Max-Subarray computes the maximum subarray sum.
By (strong) induction on $n$, the length of $A$. For the base case, we have $n = 1$, in which case the sum of the array is the single element.
Now suppose $n \gt 1$ and assume that Max-Subarray correctly computes the maximum subarray for all arrays of length less than $n$. We observe that the maximum subarray sum is either contained in one of the halves or will be some subarray that crosses the middle of the array. We consider each possibility.
The running time of Max-Subarray is $O(n \log n)$.
As usual, let $T(n)$ be the worst-case time complexity of Max-Subarray on an input of size $n$. When $n = 1$, the base case, we have $T(1) = O(1)$. Then in the recursive case, we compute the midpoint $m$, in $O(1)$ time. Since we split our array in half and call Max-Subarray on each half, we have $T(n/2)$ each for lines 7 and 8. Line 9 is a call to Max-Crossing.
We observe that Max-Crossing computes the midpoint in $O(1)$ time and performs two loops, in sequence. Both loops perform additions, comparisons, and assignments in each iteration. Since each loop iterates over half the array, in total they take $O(n)$ time. Thus, Max-Crossing takes $O(n)$ time.
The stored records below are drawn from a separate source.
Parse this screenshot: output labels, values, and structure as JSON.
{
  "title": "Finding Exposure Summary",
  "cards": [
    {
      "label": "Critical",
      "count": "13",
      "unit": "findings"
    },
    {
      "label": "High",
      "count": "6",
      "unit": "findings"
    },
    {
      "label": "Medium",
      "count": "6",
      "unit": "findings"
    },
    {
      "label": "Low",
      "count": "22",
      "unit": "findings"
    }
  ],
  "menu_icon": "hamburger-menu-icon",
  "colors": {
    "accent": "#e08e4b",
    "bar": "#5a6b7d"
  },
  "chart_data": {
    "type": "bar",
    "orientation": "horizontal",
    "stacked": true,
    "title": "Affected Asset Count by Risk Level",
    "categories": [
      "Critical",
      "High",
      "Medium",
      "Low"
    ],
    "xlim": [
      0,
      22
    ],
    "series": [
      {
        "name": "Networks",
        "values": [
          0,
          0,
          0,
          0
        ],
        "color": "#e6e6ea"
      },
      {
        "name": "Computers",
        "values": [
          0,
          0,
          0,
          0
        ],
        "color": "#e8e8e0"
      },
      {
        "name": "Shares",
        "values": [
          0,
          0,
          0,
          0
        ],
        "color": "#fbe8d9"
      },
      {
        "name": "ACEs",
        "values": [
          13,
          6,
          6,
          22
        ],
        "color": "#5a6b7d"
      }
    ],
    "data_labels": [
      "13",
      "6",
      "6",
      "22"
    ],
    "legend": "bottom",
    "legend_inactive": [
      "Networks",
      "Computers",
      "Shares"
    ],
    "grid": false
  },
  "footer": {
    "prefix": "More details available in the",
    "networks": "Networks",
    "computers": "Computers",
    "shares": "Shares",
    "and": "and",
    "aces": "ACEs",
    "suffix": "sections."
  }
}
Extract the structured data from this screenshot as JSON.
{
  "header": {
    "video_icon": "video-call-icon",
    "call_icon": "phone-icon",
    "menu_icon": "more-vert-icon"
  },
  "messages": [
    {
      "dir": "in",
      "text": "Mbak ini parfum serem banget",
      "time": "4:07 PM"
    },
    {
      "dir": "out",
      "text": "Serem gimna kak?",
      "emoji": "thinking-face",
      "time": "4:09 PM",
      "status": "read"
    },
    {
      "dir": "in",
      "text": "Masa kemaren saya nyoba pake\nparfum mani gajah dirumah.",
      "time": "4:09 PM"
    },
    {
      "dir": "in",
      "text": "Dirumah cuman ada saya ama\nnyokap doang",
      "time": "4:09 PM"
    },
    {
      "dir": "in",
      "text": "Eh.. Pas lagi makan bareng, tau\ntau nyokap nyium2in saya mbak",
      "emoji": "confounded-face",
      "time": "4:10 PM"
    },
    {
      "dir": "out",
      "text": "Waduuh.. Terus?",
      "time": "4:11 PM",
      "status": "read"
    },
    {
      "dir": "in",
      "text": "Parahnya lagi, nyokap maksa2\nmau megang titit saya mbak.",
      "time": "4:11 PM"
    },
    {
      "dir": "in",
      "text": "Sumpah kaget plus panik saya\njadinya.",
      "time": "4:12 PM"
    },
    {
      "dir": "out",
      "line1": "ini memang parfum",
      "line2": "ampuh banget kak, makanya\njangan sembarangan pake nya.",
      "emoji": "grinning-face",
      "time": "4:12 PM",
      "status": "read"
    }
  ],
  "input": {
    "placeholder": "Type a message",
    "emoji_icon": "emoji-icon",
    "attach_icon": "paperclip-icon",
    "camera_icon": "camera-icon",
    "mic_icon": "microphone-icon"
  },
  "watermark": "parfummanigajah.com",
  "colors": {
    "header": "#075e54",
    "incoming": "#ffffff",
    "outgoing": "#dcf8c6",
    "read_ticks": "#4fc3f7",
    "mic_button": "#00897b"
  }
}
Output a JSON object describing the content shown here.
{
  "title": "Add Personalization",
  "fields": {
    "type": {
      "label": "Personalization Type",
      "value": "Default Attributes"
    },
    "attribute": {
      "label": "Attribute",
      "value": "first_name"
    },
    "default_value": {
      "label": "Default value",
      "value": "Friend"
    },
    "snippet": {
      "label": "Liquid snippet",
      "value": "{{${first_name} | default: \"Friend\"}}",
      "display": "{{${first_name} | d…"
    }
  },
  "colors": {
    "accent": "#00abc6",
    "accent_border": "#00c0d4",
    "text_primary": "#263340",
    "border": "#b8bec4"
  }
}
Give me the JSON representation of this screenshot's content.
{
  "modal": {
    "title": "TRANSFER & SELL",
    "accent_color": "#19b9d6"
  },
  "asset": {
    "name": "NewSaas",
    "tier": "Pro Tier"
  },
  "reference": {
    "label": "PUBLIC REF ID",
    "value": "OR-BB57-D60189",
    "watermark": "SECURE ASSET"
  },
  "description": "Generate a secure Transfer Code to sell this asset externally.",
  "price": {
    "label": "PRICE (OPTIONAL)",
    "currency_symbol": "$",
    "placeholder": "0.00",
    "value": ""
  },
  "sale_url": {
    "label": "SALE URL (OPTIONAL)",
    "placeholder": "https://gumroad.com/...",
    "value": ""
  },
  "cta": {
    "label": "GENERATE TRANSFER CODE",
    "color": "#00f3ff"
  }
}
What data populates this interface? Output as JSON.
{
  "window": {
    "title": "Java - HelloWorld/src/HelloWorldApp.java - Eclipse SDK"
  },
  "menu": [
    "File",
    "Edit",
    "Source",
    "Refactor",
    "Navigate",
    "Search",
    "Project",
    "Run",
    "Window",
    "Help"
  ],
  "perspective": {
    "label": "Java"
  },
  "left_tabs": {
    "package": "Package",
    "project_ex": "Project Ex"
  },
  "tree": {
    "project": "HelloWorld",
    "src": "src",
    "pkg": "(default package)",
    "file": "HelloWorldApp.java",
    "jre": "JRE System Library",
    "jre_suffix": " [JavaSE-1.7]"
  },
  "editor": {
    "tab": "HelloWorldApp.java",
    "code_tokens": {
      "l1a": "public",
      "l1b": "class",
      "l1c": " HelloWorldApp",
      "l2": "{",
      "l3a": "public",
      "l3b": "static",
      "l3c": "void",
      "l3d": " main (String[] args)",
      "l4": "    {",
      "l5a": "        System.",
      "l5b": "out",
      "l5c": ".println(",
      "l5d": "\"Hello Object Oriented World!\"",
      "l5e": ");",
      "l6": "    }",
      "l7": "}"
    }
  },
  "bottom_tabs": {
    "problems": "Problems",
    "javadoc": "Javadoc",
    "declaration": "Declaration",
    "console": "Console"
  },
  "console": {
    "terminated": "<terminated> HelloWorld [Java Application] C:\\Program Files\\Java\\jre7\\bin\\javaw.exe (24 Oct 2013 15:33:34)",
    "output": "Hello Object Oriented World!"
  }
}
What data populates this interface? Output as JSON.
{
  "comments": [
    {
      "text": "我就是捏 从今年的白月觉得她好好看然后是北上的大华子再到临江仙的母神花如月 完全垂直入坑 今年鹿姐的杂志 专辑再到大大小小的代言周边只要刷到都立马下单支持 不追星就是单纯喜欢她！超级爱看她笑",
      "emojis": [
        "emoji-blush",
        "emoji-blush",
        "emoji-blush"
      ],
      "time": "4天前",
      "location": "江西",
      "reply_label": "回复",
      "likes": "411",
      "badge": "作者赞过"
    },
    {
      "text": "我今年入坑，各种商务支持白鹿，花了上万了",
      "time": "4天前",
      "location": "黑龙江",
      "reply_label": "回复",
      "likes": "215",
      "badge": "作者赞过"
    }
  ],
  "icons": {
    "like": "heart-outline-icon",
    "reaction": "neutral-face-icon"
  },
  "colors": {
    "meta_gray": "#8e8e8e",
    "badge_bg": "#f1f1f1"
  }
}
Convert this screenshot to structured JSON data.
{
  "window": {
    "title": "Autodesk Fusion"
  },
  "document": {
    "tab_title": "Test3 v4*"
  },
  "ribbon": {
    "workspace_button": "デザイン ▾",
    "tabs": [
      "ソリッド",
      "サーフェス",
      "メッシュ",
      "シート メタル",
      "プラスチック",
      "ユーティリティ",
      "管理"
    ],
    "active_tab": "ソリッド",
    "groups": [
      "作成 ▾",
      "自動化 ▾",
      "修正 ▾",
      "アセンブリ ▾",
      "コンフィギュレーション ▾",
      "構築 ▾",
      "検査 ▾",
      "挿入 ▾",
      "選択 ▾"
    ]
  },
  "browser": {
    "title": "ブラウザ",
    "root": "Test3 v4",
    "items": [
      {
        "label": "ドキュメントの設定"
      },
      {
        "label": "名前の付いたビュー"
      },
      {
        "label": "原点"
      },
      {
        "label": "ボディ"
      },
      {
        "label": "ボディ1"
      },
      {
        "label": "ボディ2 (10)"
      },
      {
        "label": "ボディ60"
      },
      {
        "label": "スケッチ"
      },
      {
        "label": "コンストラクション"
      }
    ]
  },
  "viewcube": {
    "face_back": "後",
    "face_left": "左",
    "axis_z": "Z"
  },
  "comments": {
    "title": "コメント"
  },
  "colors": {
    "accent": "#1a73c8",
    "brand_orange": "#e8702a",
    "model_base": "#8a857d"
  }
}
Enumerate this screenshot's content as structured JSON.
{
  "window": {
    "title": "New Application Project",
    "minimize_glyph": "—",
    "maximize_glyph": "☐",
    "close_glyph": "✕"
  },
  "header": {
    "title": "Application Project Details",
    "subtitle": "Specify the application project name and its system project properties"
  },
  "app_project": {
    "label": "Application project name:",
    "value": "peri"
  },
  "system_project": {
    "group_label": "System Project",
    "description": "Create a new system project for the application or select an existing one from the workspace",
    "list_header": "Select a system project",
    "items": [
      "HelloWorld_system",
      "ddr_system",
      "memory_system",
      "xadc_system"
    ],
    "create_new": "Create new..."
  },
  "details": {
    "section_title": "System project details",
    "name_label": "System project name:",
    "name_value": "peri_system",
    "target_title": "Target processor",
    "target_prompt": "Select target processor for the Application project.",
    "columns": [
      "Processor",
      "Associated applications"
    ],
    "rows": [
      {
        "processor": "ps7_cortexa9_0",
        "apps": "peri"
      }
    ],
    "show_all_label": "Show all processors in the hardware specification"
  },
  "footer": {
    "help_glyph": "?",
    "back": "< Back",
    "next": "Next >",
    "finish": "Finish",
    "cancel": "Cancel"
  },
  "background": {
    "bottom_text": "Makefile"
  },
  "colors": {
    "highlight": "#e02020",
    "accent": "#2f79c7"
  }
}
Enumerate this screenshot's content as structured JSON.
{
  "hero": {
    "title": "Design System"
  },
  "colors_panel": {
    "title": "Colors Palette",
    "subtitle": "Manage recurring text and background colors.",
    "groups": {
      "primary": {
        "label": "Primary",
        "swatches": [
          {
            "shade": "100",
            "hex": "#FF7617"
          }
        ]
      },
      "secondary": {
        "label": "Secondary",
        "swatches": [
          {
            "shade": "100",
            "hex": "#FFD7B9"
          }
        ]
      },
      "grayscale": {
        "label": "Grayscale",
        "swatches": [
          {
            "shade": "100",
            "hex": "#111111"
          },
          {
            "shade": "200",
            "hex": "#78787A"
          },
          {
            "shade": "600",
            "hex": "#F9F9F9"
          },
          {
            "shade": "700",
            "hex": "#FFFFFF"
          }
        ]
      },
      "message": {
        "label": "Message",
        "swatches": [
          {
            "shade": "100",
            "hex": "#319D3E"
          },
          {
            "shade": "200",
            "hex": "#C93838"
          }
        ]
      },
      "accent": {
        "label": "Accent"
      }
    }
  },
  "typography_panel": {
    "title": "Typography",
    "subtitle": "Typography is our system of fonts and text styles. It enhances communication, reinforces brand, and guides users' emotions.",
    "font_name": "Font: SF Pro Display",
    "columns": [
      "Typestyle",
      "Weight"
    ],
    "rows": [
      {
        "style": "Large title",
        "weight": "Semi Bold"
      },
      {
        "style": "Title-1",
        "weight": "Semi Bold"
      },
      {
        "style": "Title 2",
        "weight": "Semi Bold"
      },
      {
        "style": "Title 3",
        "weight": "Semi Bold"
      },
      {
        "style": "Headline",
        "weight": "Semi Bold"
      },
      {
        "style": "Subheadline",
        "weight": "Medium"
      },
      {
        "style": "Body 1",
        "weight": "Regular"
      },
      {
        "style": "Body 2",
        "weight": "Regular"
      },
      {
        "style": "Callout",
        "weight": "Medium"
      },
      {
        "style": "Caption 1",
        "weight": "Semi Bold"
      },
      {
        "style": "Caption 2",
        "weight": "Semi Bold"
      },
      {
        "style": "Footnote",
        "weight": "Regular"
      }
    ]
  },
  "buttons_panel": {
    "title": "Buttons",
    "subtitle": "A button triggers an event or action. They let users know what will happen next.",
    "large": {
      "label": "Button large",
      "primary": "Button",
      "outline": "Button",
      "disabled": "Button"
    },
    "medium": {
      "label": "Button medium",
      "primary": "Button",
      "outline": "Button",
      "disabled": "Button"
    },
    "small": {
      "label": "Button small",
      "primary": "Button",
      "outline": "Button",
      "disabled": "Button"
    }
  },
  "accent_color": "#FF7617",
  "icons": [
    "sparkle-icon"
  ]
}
Finally, we take the maximum of $\ell,r,x$, which can be done in $O(1)$ time. Adding everything up, we get the following recurrence. \[T(n) = \begin{cases} O(1) & \text{if $n=1$}, \\ 2T(n/2) + O(n) & \text{if $n \gt 1$}. \end{cases}\]
Since this is the same recurrence as Mergesort, as we proved before, $T(n)$ is $O(n \log n)$.
You may have noticed that this algorithm gives the sum of the subarray, but not the indices for the subarray, though it's not too hard to modify the algorithm so that it reports that also.
It turns out that this is not the best we can do—a linear time algorithm is possible and this algorithm has a hint for how to do it. These algorithms are discussed in an article by Jon Bentley from 1984.